Маркиза сделала все возможное, чтобы покраснеть, но, чувствуя, что это ей не удается, закрыла лицо веером.
«Как только она мне сообщила об этом, - продолжал регент, - я вызвал д'Аржансона и спросил у него, кто бы мог быть отцом этого ребенка».
«О сударь, пощадите меня!» - сказала маркиза.
«Полно, моя пташка, - сказал регент, - сейчас я кончу, немного терпения… Знаете ли вы, дорогой герцог, что ответил мне шеф полиции?»
«Нет», - ответил я довольно смущенно.
«Он ответил мне, что это либо я, либо вы».
«Это гнусная клевета!» - вскричал я.
«Не запутайтесь в собственной лжи, герцог, маркиза во всем призналась».
«Ну, - заметил я, - если маркиза во всем призналась, я не знаю, что мне остается сказать вам».
«Я не прошу у вас более подробных объяснений, - продолжал герцог.
– Речь идет просто о том, чтобы нам, как сообщникам в преступлении, вывести друг друга из затруднительного положения».
«А чего вам бояться, ваше высочество?
– спросил я.
– Что касается меня, то я знаю, что под вашей защитой я могу быть совершенно спокоен».
«Чего нам бояться, мой дорогой? Шума, который поднимает Парабер. Он захочет, чтобы я сделал его герцогом».
«Так отчего же нам не сделать его пэром в своем семействе?» - сказал я.
«Вот именно!
– вскричал со смехом регент.
– Вам пришла в голову та же мысль, что и маркизе».

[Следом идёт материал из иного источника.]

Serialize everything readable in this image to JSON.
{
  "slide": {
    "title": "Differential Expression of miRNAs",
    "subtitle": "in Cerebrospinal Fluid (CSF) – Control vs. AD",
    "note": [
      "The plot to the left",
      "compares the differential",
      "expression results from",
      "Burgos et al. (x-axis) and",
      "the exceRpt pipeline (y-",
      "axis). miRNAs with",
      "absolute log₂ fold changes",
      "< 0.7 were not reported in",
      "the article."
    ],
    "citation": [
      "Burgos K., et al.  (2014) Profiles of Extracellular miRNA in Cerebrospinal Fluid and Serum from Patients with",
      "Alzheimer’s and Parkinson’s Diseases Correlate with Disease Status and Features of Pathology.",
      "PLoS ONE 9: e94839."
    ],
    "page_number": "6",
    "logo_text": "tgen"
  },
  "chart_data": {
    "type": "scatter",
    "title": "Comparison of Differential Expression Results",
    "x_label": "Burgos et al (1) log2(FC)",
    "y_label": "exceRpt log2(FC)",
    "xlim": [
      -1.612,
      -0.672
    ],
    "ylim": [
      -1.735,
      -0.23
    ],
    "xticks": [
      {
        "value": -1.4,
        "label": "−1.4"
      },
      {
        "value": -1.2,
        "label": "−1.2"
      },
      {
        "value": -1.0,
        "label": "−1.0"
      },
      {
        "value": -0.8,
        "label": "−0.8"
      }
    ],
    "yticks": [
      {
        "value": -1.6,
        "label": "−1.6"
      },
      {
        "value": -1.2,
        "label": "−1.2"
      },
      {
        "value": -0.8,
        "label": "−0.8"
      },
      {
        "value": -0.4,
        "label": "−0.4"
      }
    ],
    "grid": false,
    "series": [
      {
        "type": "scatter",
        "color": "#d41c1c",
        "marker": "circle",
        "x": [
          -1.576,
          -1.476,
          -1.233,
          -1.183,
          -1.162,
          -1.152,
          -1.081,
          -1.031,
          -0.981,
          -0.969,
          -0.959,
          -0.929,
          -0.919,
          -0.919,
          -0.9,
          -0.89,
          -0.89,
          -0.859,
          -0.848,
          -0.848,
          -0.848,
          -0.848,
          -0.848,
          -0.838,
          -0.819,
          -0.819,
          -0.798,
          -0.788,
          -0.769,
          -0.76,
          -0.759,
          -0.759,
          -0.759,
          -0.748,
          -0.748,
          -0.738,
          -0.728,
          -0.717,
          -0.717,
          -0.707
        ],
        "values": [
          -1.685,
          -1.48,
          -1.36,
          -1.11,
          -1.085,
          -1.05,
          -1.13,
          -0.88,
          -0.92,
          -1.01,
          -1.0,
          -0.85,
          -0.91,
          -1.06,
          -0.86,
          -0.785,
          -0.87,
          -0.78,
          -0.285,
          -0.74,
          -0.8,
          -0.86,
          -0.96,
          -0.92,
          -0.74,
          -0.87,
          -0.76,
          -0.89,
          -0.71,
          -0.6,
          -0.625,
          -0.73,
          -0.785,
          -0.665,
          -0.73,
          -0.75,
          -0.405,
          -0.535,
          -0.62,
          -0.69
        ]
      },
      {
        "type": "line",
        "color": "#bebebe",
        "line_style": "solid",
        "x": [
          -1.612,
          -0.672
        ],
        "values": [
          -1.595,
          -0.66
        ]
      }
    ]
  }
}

«Клянусь Богом, сударыня, это большая честь для меня».
«Нам нужно добиться внешнего примирения между двумя нежными супругами. Это помешает маркизу докучать нам скандальным процессом».
«Но это нелегко, - возразила госпожа де Парабер.
– Ведь он не появлялся здесь вот уже два года, я с ним за это время даже не разговаривала. И так как он ставит себе в заслугу ревность, строгий нрав и уж не знаю что еще, он поклялся, что, если когда-нибудь я окажусь в том положении, что сейчас, он отомстит за себя хорошим процессом».
«Вы понимаете, Ришелье, это становится тревожным», - прибавил регент.
«Проклятье! Я тоже так думаю, ваше высочество…»
«В моем распоряжении, конечно, есть кое-какие средства принуждения, но эти средства все же не столь могущественны, чтобы заставить мужа помириться с женой и принимать ее у себя».
«Ну а если его самого заставить прийти к жене?» - сказал я.
«Вот в этом-то и трудность».
«Подождите-ка… Маркиза, не сочтите за нескромность, если я спрошу вас, питает ли по-прежнему господин де Парабер слабость к шамбертену и романе?»